Oliver Frlji´cs "Woyzeck" am Schauspielhaus. Neu und doch bekannt
Auf der Bühne ein mächtiger Galgen, an dem der Titelheld baumelt, dazu getragene Akkorde und schließlich eine riesenhafte Spiegelfolie, die Regisseur Oliver Frljić und sein Bühnenbildner Igor Pauška dem Publikum vorhalten. Bei passender Beleuchtung sieht es sich dann selbst an. Und ja, das Licht passt! Es ist eindrucksvoll und einer jener Teile der Inszenierung, die sie tragen - über manche Schwäche hinweg.
Frljić zäumt den "Woyzeck" von hinten auf, am Tunnelblick des Sterbenden rasen die Momentaufnahmen vorbei, auf sein finales Verhängnis zu. Georg Büchners Fragment wird weiter fragmentiert, zerstückelt, reinszeniert. Das schafft starke Bilder. In drastischer Weise erfährt Franz Solar als Woyzeck die Entmenschlichung, die die Regie zuallererst zeigen will. Zentrales Mittel dazu ist - szenisch wie metaphorisch - die sexuelle Erniedrigung: die Degradierung des Subjekts zum Objekt trivialer Triebe.

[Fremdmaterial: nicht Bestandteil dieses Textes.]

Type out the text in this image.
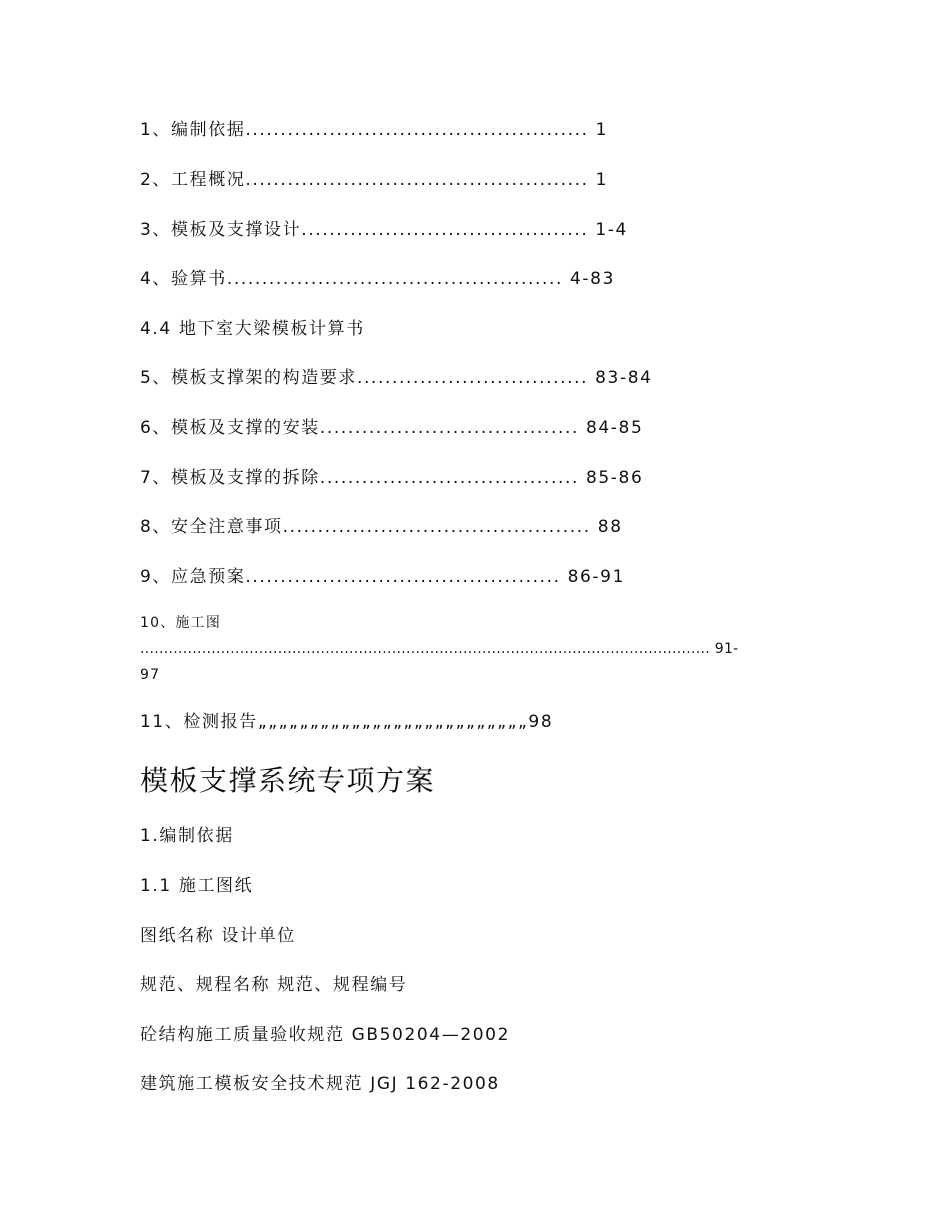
1、编制依据................................................. 1
2、工程概况................................................. 1
3、模板及支撑设计......................................... 1-4
4、验算书................................................ 4-83
4.4 地下室大梁模板计算书
5、模板支撑架的构造要求................................. 83-84
6、模板及支撑的安装..................................... 84-85
7、模板及支撑的拆除..................................... 85-86
8、安全注意事项............................................ 88
9、应急预案............................................. 86-91
10、施工图
........................................................................................................................ 91-
97
11、检测报告„„„„„„„„„„„„„„„„„„„„„„„„„„98
模板支撑系统专项方案
1.编制依据
1.1 施工图纸
图纸名称 设计单位
规范、规程名称 规范、规程编号
砼结构施工质量验收规范 GB50204—2002
建筑施工模板安全技术规范 JGJ 162-2008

Dem Falter hat Frljić sein Anliegen erläutert, Büchners Woyzeck auf den "ökonomischen Faschismus" unserer Zeit anzusetzen. Doch über ihre bildgewaltigen, plakativen Szenen kommt der Inszenierung die gesellschaftskritische Substanz abhanden. Da bietet der Text im Original mehr als die Grazer Interpretation. Oliver Frljić will die Mittel des Theaters nutzen, um Themen über den Bühnenraum hinaus in die Gesellschaft zu tragen, er will aufrütteln, schockieren. Doch auch das funktioniert nicht wirklich. Mag sein, dass er die vergleichsweise konservative kroatische Theaterwelt mit einer brutal sexualisierten Szenerie vor den Kopf stößt, hier wirkt sie vor allem ... abgelutscht.